Los Alamos National Laboratory has signed new Umbrella CRADA (Cooperative Research and Development Agreement) with EMC to enhance, design, build, test and deploy new cutting-edge technologies in an effort to meet some of the US’s difficult information technology challenges.

The CRADA involves six general categories of technology development in which LANL and EMC will collaborate over the next five years, including high-performance computing (HPC), data storage, cyber security, data sharing and mobility, cloud computing, large-scale analytics and materials science.

Umbrella CRADA introduces first Project Task Statement (PTS), which is focused on support for the US Department of Energy’s Exascale Initiative and other data intensive programs and the LANL and EMC collaboration for the Exascale initiative is aimed at expanding high-performance computing levels to the exaflops — a thousand-times faster than current petascale capabilities.

In addition, the Exascale initiative involves design and development of an open-source, scalable data-management middleware library called the Parallel Log Structured File System (PLFS), which will be used on a range of computing platforms from small clusters to the largest supercomputers in the world.
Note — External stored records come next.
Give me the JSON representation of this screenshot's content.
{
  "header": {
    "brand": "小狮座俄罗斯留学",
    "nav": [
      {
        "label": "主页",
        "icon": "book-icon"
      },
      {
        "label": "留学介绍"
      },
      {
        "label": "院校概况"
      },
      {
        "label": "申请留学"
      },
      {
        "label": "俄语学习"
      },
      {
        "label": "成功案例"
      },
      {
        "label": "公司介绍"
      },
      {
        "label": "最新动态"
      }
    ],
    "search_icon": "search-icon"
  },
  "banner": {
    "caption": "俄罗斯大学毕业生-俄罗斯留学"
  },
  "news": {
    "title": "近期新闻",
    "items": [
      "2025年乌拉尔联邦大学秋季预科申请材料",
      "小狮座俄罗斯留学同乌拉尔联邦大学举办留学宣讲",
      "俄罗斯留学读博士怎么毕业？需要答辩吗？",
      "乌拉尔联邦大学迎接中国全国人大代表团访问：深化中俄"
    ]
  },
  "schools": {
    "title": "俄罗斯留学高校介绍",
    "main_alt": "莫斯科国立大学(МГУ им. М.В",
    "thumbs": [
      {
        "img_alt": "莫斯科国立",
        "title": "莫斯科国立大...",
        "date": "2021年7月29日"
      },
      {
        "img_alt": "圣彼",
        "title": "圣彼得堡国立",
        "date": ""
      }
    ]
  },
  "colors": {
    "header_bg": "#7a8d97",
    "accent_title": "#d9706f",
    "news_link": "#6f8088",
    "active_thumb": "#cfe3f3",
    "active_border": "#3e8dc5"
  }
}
LANL High Performance Computing Division director Gary Grider said the PLFS concept has been shown to improve data movement at extreme scales by several orders of magnitude.

"Both EMC and LANL are interested in furthering this PLFS open source project to address the increasingly difficult data-management problems as the supercomputing world moves toward exascale-class computing," said Grider.

EMC federal chief technology officer Nick Combs said private and public collaboration will help overcome today’s technology challenges associated with the six categories outlined in this CRADA.

"Collaboration between public and private institutions — like LANL and EMC — will help the government to more cost-effectively address its needs, while delivering the industry at large with a better understanding of federal challenges to help build the right solutions," said Combs.